Cultura

Castillos en el aire

  • Se cumplen cincuenta años de la publicación de 'Últimas tardes con Teresa' coincidiendo con la aparición de 'Esa puta tan distinguida' (Lumen)

El espejismo empieza a tomar forma, como en la comedia de William Shakespeare, en una noche de San Juan. Manolo Reyes, Pijoaparte para los amigos, oriundo de Ronda, se cuela en una fiesta de la burguesía catalana, una de esas celebraciones que solía ver de lejos y en las cuales ha aprendido a colarse hace poco. Allí se encontrará por primera vez con la saludable cabellera rubia y los azulísimos ojos azules de Teresa Serrat, aunque no se comerán a besos hasta el verano sucesivo. En la fiesta, Pijoaparte se camela a Maruja, a quien cree erróneamente otra niña bien y no es más que, como él, hija de inmigrantes andaluces, que abandonaron los secanos del Sur por los arrabales del Norte. Maruja, que alimenta el equívoco, es una ilusa. Todos lo son en esta novela.

Ella cree que el amor es suficiente y querría meter en vereda a ese ladronzuelo tan guapo, casarse con él, cargarlo de hijos y ser felices y comer perdices, tal como prometían las fábulas de antaño. Pero ni lo uno ni lo otro, ni el calorcillo de la felicidad ni el de las perdices asadas alegrará a nadie, y a Maruja aún menos, sino el descubrimiento, sonoro como un tortazo, de que "la vida no siempre es musical", escribe Juan Marsé, y siempre, siempre, siempre va en serio.

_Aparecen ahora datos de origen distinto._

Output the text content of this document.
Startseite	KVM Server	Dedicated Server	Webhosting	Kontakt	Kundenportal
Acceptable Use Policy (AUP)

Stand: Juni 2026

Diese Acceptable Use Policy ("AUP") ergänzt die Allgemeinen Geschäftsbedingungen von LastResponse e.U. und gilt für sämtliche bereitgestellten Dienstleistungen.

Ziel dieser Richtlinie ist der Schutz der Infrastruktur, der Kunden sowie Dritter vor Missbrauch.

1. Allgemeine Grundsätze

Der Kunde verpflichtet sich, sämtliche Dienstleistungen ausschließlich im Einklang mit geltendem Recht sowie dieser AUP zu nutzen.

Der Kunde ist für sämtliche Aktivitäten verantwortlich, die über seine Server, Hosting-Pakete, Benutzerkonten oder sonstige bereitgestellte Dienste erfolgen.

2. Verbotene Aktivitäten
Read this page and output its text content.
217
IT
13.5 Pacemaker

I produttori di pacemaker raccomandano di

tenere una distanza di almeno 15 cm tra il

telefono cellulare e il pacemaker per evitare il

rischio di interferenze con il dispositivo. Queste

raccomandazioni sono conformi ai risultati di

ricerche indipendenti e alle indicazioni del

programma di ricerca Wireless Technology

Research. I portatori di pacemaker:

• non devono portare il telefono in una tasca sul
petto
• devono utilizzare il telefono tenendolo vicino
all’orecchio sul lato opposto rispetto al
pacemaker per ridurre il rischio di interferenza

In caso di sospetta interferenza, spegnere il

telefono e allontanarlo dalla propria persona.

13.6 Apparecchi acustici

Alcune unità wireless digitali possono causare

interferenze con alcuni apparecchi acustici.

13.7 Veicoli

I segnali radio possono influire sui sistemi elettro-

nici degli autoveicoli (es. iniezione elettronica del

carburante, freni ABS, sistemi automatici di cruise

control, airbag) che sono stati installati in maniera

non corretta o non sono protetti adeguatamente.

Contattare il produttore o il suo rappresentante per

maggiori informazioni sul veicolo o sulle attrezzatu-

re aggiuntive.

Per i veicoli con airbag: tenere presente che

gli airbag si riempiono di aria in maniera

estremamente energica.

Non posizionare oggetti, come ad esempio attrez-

La historia es antigua: Manolo el Pijoaparte es un Quijote poco leído, y sin la dignidad del bueno de Alonso Quijano, que construye sus fantasías con materiales tan precarios como los del hidalgo manchego: películas del montón en cines de barrio cuya influencia lo hace verse a sí mismo como lo que nunca ha sido y nunca será. Manolo es malo e ingenuo -quién dice que la maldad presuponga inteligencia- y su Dulcinea no es mucho mejor. Teresa Serrat es una Madame Bovary en la Barcelona de mediados de 1950, que se alimenta con sueños revolucionarios y aprende consignas políticas en los pasillos de la Universidad como si memorizara poemas de amor. Teresa está convencida de que Manolo, que se dedica a robar motos para desguazarlas y venderlas por piezas, es un obrero honrado y comprometido con la lucha clandestina que no puede hablar de sus actividades porque el régimen tiene espías en todas partes y no hay que fiarse de nadie. Teresa necesita de las ascuas del peligro para caldear una vida regalada. El uno se entregará al otro, cegado por la ilusión, sin conocer con certeza quiénes son de verdad. Teresa quiere a Manolo para escapar de su torre de marfil; él, en cambio, la quiere a ella para mandar el suburbio al carajo.

Últimas tardes con Teresa llegó a nuestras librerías en abril de 1966, ahora se cumplen cincuenta años, y es la primera gran novela de Juan Marsé, no la última; ahí están La oscura historia de la prima Montse, Si te dicen que caí, Un día volveré, El embrujo de Shanghai, todas ellas en la Editorial Lumen (al igual que Esa puta tan distinguida, recién salida del horno, cuya lectura aguardo impaciente).

Marsé nos descubre la extraordinaria fotogenia de una Barcelona plena de contrastes, abierta al mundo, de espaldas a España, madre cariñosa y puta resentida, como todas las grandes ciudades, que inicialmente conspira para favorecer las quimeras de estos jóvenes y luego las frustra con infinita delectación y descarada desvergüenza. Marsé nos habla de una juventud que fue, que se fue, pero también de la juventud en general, esa juventud egoísta que cree que su amor es el más grande -mejor aún, que el amor nace con ella-, esa juventud proclive a levantar castillos en el aire a sabiendas de que en el aire no hay castillo que se sostenga.

Por su edad, a Manolo y Teresa acaso tendríamos que verlos como unos nuevos Romeo y Julieta separados no por unos apellidos, sino por la extracción social. Los blasones de los Montesco serían la miseria y la grisura, en tanto el escudo de armas de los Capuleto exhibiría las filigranas del fulgor y la opulencia. Su amor no tiene ningún futuro: los padres reservan la virginidad de Teresa para un varón con pedigrí, catalán de ser posible, no para un charnego que por no tener no tiene ni donde caerse muerto; la gente de la barriada, por su parte, tampoco parece dispuesta a perdonar a Manolo su pretensión de ascenso social. Lo repito: la historia de Últimas tardes con teresa, siendo sobrecogedora, es tan antigua como el mundo.